Retired Associated Press photographer Nick Ut met Wednesday with Pope Francis and gave him a copy of his Pulitzer Prize-winning photograph of a young Vietnamese girl running naked down the road after a napalm attack.
Ut and Kim Phuc Phan Thi, whose terror the AP photographer captured on June 8, 1972 during the Vietnam War, greeted Francis at the end of his general audience Wednesday in St. Peter’s Square, ahead of the 50th anniversary of the iconic image.
Kim Phuc, who later resettled in Canada and raised a family there, had met the former Cardinal Jorge Mario Bergoglio several years ago in his native Buenos Aires, Argentina, where she had travelled as part of her work as a goodwill ambassador for the U.N. culture agency.
“He looked at the picture and remembered her right away,” Ut told AP in the piazza moments after the encounter. Kim Phuc said she wasn’t sure Francis would remember her, given the hundreds of people he meets every day.
“But he remembered very well. He said ‘I remember you, I know you. Do you remember we met each other in Buenos Aires?’ and I said ‘Yes I do.

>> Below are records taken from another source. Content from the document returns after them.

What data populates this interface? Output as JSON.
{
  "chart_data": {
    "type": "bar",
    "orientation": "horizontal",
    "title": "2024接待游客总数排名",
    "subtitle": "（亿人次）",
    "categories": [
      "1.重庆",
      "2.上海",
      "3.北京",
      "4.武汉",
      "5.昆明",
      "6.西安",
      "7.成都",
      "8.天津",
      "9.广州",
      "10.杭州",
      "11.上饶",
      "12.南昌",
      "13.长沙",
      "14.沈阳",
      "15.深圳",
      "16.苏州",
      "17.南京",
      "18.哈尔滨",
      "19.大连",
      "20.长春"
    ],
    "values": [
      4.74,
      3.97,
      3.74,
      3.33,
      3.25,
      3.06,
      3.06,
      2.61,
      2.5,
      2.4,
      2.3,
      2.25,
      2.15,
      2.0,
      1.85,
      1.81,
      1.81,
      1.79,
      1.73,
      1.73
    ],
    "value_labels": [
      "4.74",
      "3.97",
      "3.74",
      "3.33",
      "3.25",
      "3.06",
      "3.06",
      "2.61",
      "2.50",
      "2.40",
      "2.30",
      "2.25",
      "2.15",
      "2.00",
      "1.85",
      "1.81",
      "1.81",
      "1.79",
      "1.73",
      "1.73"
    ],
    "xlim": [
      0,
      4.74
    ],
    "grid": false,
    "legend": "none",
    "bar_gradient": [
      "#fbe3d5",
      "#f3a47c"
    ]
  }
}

I said ‘God bless you with good health and for all you have done for peace.’”
Ut and Kim Phuc were in Italy to open an exhibit of his photographs in Milan ahead of the anniversary of his “Napalm Girl” photograph. Such images have a potent effect on Francis: He has previously handed out pocket-sized copies of another wartime photograph of a young Nagasaki boy carrying his dead brother on his back that was taken by an American military photographer during World War II.
Francis, who named himself after the peace-loving St. Francis of Assisi, had printed on the photo “The fruit of war.”
Ut was only 21 when he took the Vietnam photo, then set his camera aside to rush the 9-year-old Kim Phuc to a hospital, where doctors saved her life.
“It was only me with my driver there, then I said I don’t want to leave because I know she will die,” Ut recalled. “Then I picked her up, put her in the van and I brought her to the hospital.”
Ut later became a AP photographer based in Los Angeles, photographing A-list celebrities until he retired from the news agency in 2017.
Recalling the horror of that day, Kim Phuc said that 50 years ago she was known to the world only as a victim of war.
“But right now, 50 years later, I am no longer a victim of war. I am a mother, a grandmother and a survivor calling out for peace,” she said.